If you find a security issue in the SideQuest plugin or native app, please do not open a public GitHub issue.

Use GitHub's private vulnerability reporting (the Security tab → Report a vulnerability).

Include:

• A description of the issue and its impact.
• The affected version(s) (plugin/VERSION and the macOS app CFBundleShortVersionString).
• Steps to reproduce.
• A proof-of-concept if one exists.
• Whether you would like credit in the disclosure (and how to attribute).

This project is maintained by a small team. We will respond to reports as quickly as we can but do not commit to a fixed SLA. If we cannot fix an issue, we will explain why.

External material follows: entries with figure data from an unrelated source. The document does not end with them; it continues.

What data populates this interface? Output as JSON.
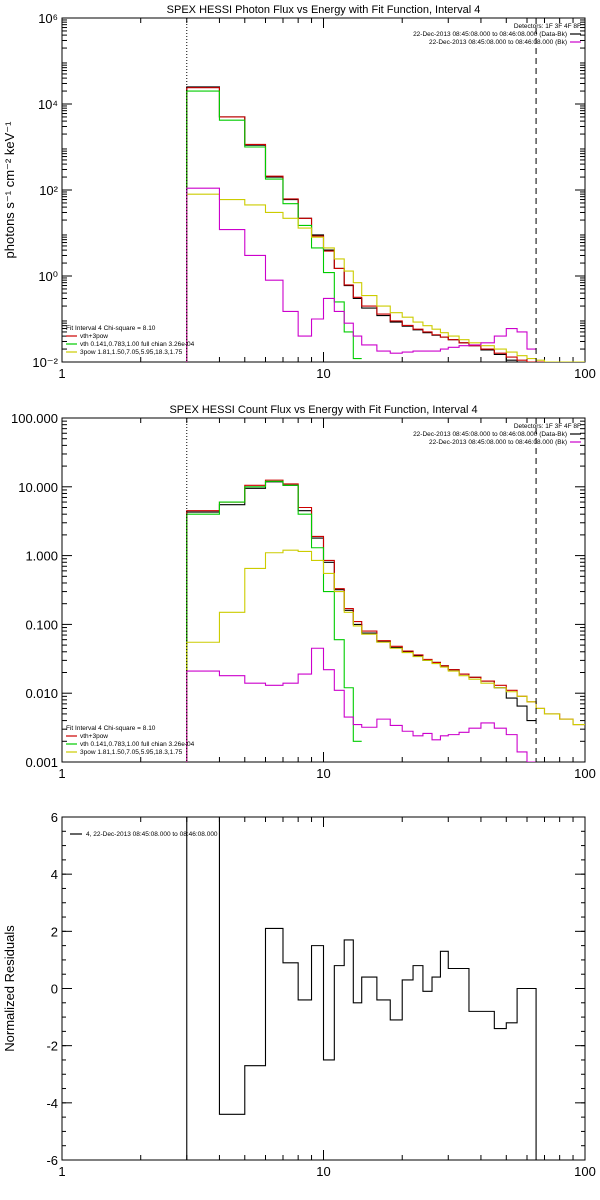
{
  "chart_data": [
    {
      "type": "line",
      "title": "SPEX HESSI Photon Flux vs Energy with Fit Function, Interval 4",
      "xlabel": "",
      "ylabel": "photons s⁻¹ cm⁻² keV⁻¹",
      "xscale": "log",
      "yscale": "log",
      "xlim": [
        1,
        100
      ],
      "ylim": [
        0.01,
        1000000
      ],
      "xticks": [
        "1",
        "10",
        "100"
      ],
      "yticks": [
        {
          "v": 0.01,
          "t": "10⁻²"
        },
        {
          "v": 1,
          "t": "10⁰"
        },
        {
          "v": 100,
          "t": "10²"
        },
        {
          "v": 10000,
          "t": "10⁴"
        },
        {
          "v": 1000000,
          "t": "10⁶"
        }
      ],
      "vlines": [
        {
          "x": 3,
          "style": "dotted",
          "color": "#000000"
        },
        {
          "x": 65,
          "style": "dashed",
          "color": "#000000"
        }
      ],
      "legend_top_right": {
        "title": "Detectors: 1F 3F 4F 8F",
        "entries": [
          {
            "text": "22-Dec-2013 08:45:08.000 to 08:46:08.000 (Data-Bk)",
            "color": "#000000"
          },
          {
            "text": "22-Dec-2013 08:45:08.000 to 08:46:08.000 (Bk)",
            "color": "#cc00cc"
          }
        ]
      },
      "legend_bottom_left": {
        "title": "Fit Interval 4   Chi-square = 8.10",
        "entries": [
          {
            "text": "vth+3pow",
            "color": "#cc0000"
          },
          {
            "text": "vth 0.141,0.783,1.00  full chian 3.26e-04",
            "color": "#00cc00"
          },
          {
            "text": "3pow 1.81,1.50,7.05,5.95,18.3,1.75",
            "color": "#cccc00"
          }
        ]
      },
      "series": [
        {
          "key": "data",
          "color": "#000000",
          "edges": [
            3,
            4,
            5,
            6,
            7,
            8,
            9,
            10,
            11,
            12,
            13,
            14,
            16,
            18,
            20,
            22,
            24,
            26,
            28,
            30,
            33,
            36,
            40,
            45,
            50,
            55,
            60,
            65
          ],
          "values": [
            25000,
            5000,
            1100,
            200,
            60,
            22,
            9,
            4,
            1.5,
            0.6,
            0.3,
            0.18,
            0.12,
            0.085,
            0.068,
            0.056,
            0.048,
            0.042,
            0.038,
            0.033,
            0.028,
            0.024,
            0.019,
            0.015,
            0.011,
            0.009,
            0.007
          ]
        },
        {
          "key": "fit",
          "color": "#cc0000",
          "edges": [
            3,
            4,
            5,
            6,
            7,
            8,
            9,
            10,
            11,
            12,
            13,
            14,
            16,
            18,
            20,
            22,
            24,
            26,
            28,
            30,
            33,
            36,
            40,
            45,
            50,
            55,
            60,
            65,
            70,
            80,
            90,
            100
          ],
          "values": [
            24000,
            5000,
            1150,
            210,
            62,
            22,
            8.5,
            3.8,
            1.5,
            0.62,
            0.32,
            0.2,
            0.13,
            0.09,
            0.071,
            0.058,
            0.05,
            0.043,
            0.038,
            0.033,
            0.028,
            0.024,
            0.02,
            0.016,
            0.013,
            0.011,
            0.009,
            0.0075,
            0.0065,
            0.005,
            0.004
          ]
        },
        {
          "key": "vth",
          "color": "#00cc00",
          "edges": [
            3,
            4,
            5,
            6,
            7,
            8,
            9,
            10,
            11,
            12,
            13,
            14
          ],
          "values": [
            20000,
            4200,
            1000,
            180,
            48,
            15,
            4.5,
            1.2,
            0.25,
            0.05,
            0.012
          ]
        },
        {
          "key": "3pow",
          "color": "#cccc00",
          "edges": [
            3,
            4,
            5,
            6,
            7,
            8,
            9,
            10,
            11,
            12,
            13,
            14,
            16,
            18,
            20,
            22,
            24,
            26,
            28,
            30,
            33,
            36,
            40,
            45,
            50,
            55,
            60,
            65,
            70,
            80,
            90,
            100
          ],
          "values": [
            80,
            60,
            45,
            30,
            22,
            13,
            8,
            4.5,
            2.5,
            1.3,
            0.7,
            0.35,
            0.2,
            0.14,
            0.11,
            0.085,
            0.07,
            0.058,
            0.048,
            0.04,
            0.033,
            0.028,
            0.024,
            0.02,
            0.017,
            0.014,
            0.012,
            0.011,
            0.0095,
            0.008,
            0.0065
          ]
        },
        {
          "key": "bkg",
          "color": "#cc00cc",
          "edges": [
            3,
            4,
            5,
            6,
            7,
            8,
            9,
            10,
            11,
            12,
            13,
            14,
            16,
            18,
            20,
            22,
            24,
            26,
            28,
            30,
            33,
            36,
            40,
            45,
            50,
            55,
            60,
            65
          ],
          "values": [
            110,
            12,
            3,
            0.8,
            0.15,
            0.04,
            0.1,
            0.3,
            0.15,
            0.08,
            0.04,
            0.025,
            0.018,
            0.016,
            0.017,
            0.018,
            0.018,
            0.018,
            0.02,
            0.022,
            0.024,
            0.025,
            0.028,
            0.04,
            0.06,
            0.05,
            0.02
          ]
        }
      ]
    },
    {
      "type": "line",
      "title": "SPEX HESSI Count Flux vs Energy with Fit Function, Interval 4",
      "xlabel": "",
      "ylabel": "",
      "xscale": "log",
      "yscale": "log",
      "xlim": [
        1,
        100
      ],
      "ylim": [
        0.001,
        100
      ],
      "xticks": [
        "1",
        "10",
        "100"
      ],
      "yticks": [
        {
          "v": 0.001,
          "t": "0.001"
        },
        {
          "v": 0.01,
          "t": "0.010"
        },
        {
          "v": 0.1,
          "t": "0.100"
        },
        {
          "v": 1,
          "t": "1.000"
        },
        {
          "v": 10,
          "t": "10.000"
        },
        {
          "v": 100,
          "t": "100.000"
        }
      ],
      "vlines": [
        {
          "x": 3,
          "style": "dotted",
          "color": "#000000"
        },
        {
          "x": 65,
          "style": "dashed",
          "color": "#000000"
        }
      ],
      "legend_top_right": {
        "title": "Detectors: 1F 3F 4F 8F",
        "entries": [
          {
            "text": "22-Dec-2013 08:45:08.000 to 08:46:08.000 (Data-Bk)",
            "color": "#000000"
          },
          {
            "text": "22-Dec-2013 08:45:08.000 to 08:46:08.000 (Bk)",
            "color": "#cc00cc"
          }
        ]
      },
      "legend_bottom_left": {
        "title": "Fit Interval 4   Chi-square = 8.10",
        "entries": [
          {
            "text": "vth+3pow",
            "color": "#cc0000"
          },
          {
            "text": "vth 0.141,0.783,1.00  full chian 3.26e-04",
            "color": "#00cc00"
          },
          {
            "text": "3pow 1.81,1.50,7.05,5.95,18.3,1.75",
            "color": "#cccc00"
          }
        ]
      },
      "series": [
        {
          "key": "data",
          "color": "#000000",
          "edges": [
            3,
            4,
            5,
            6,
            7,
            8,
            9,
            10,
            11,
            12,
            13,
            14,
            16,
            18,
            20,
            22,
            24,
            26,
            28,
            30,
            33,
            36,
            40,
            45,
            50,
            55,
            60,
            65
          ],
          "values": [
            4.3,
            5.5,
            9.5,
            11.8,
            10.5,
            4.5,
            1.8,
            0.8,
            0.32,
            0.16,
            0.1,
            0.075,
            0.056,
            0.046,
            0.04,
            0.035,
            0.03,
            0.028,
            0.025,
            0.022,
            0.019,
            0.017,
            0.015,
            0.012,
            0.0085,
            0.0065,
            0.004
          ]
        },
        {
          "key": "fit",
          "color": "#cc0000",
          "edges": [
            3,
            4,
            5,
            6,
            7,
            8,
            9,
            10,
            11,
            12,
            13,
            14,
            16,
            18,
            20,
            22,
            24,
            26,
            28,
            30,
            33,
            36,
            40,
            45,
            50,
            55,
            60,
            65,
            70,
            80,
            90,
            100
          ],
          "values": [
            4.5,
            6,
            10.5,
            12.5,
            11,
            5,
            1.9,
            0.85,
            0.33,
            0.17,
            0.11,
            0.08,
            0.058,
            0.048,
            0.041,
            0.036,
            0.031,
            0.028,
            0.025,
            0.022,
            0.019,
            0.017,
            0.015,
            0.013,
            0.011,
            0.009,
            0.0075,
            0.006,
            0.005,
            0.0042,
            0.0035
          ]
        },
        {
          "key": "vth",
          "color": "#00cc00",
          "edges": [
            3,
            4,
            5,
            6,
            7,
            8,
            9,
            10,
            11,
            12,
            13,
            14
          ],
          "values": [
            4,
            6,
            10,
            12,
            10.5,
            4,
            1.3,
            0.3,
            0.06,
            0.012,
            0.002
          ]
        },
        {
          "key": "3pow",
          "color": "#cccc00",
          "edges": [
            3,
            4,
            5,
            6,
            7,
            8,
            9,
            10,
            11,
            12,
            13,
            14,
            16,
            18,
            20,
            22,
            24,
            26,
            28,
            30,
            33,
            36,
            40,
            45,
            50,
            55,
            60,
            65,
            70,
            80,
            90,
            100
          ],
          "values": [
            0.055,
            0.15,
            0.65,
            1.1,
            1.2,
            1.15,
            0.85,
            0.55,
            0.3,
            0.15,
            0.095,
            0.072,
            0.055,
            0.045,
            0.039,
            0.034,
            0.03,
            0.027,
            0.024,
            0.021,
            0.018,
            0.016,
            0.014,
            0.012,
            0.0105,
            0.009,
            0.0075,
            0.006,
            0.005,
            0.0042,
            0.0035
          ]
        },
        {
          "key": "bkg",
          "color": "#cc00cc",
          "edges": [
            3,
            4,
            5,
            6,
            7,
            8,
            9,
            10,
            11,
            12,
            13,
            14,
            16,
            18,
            20,
            22,
            24,
            26,
            28,
            30,
            33,
            36,
            40,
            45,
            50,
            55,
            60,
            65
          ],
          "values": [
            0.021,
            0.018,
            0.014,
            0.013,
            0.014,
            0.019,
            0.045,
            0.022,
            0.011,
            0.0045,
            0.0035,
            0.0032,
            0.0042,
            0.0034,
            0.0028,
            0.0024,
            0.0026,
            0.0021,
            0.0024,
            0.0025,
            0.0027,
            0.0031,
            0.0037,
            0.0031,
            0.0025,
            0.0014,
            0.0009
          ]
        }
      ]
    },
    {
      "type": "line",
      "title": "",
      "xlabel": "",
      "ylabel": "Normalized Residuals",
      "xscale": "log",
      "yscale": "linear",
      "xlim": [
        1,
        100
      ],
      "ylim": [
        -6,
        6
      ],
      "xticks": [
        "1",
        "10",
        "100"
      ],
      "yticks": [
        {
          "v": -6,
          "t": "-6"
        },
        {
          "v": -4,
          "t": "-4"
        },
        {
          "v": -2,
          "t": "-2"
        },
        {
          "v": 0,
          "t": "0"
        },
        {
          "v": 2,
          "t": "2"
        },
        {
          "v": 4,
          "t": "4"
        },
        {
          "v": 6,
          "t": "6"
        }
      ],
      "vlines": [],
      "legend_top_left": "4, 22-Dec-2013 08:45:08.000 to 08:46:08.000",
      "series": [
        {
          "key": "residuals",
          "color": "#000000",
          "edges": [
            3,
            4,
            5,
            6,
            7,
            8,
            9,
            10,
            11,
            12,
            13,
            14,
            16,
            18,
            20,
            22,
            24,
            26,
            28,
            30,
            33,
            36,
            40,
            45,
            50,
            55,
            60,
            65
          ],
          "values": [
            6,
            -4.4,
            -2.7,
            2.1,
            0.9,
            -0.4,
            1.5,
            -2.5,
            0.8,
            1.7,
            -0.5,
            0.4,
            -0.4,
            -1.1,
            0.3,
            0.8,
            -0.1,
            0.4,
            1.3,
            0.7,
            0.7,
            -0.8,
            -0.8,
            -1.4,
            -1.2,
            0.0,
            0.0
          ]
        }
      ]
    }
  ]
}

Security reports are accepted for code in this repository:

• The Claude Code plugin under plugin/ (Bash + Python hooks, skills).
• The native macOS app under macOS/ (Swift sources, Xcode project, scripts).
• Build + release scripts under scripts/ and .github/workflows/.

Out of scope (please report to the relevant project instead):

• Vulnerabilities in third-party dependencies — please report to the upstream maintainer; a heads-up here is welcome so we can pin a fix.
• Issues in the SideQuest API or landing pages — those live in a private repository and have their own disclosure path.

There is no bug bounty program. We may credit responsible disclosures in release notes if you want.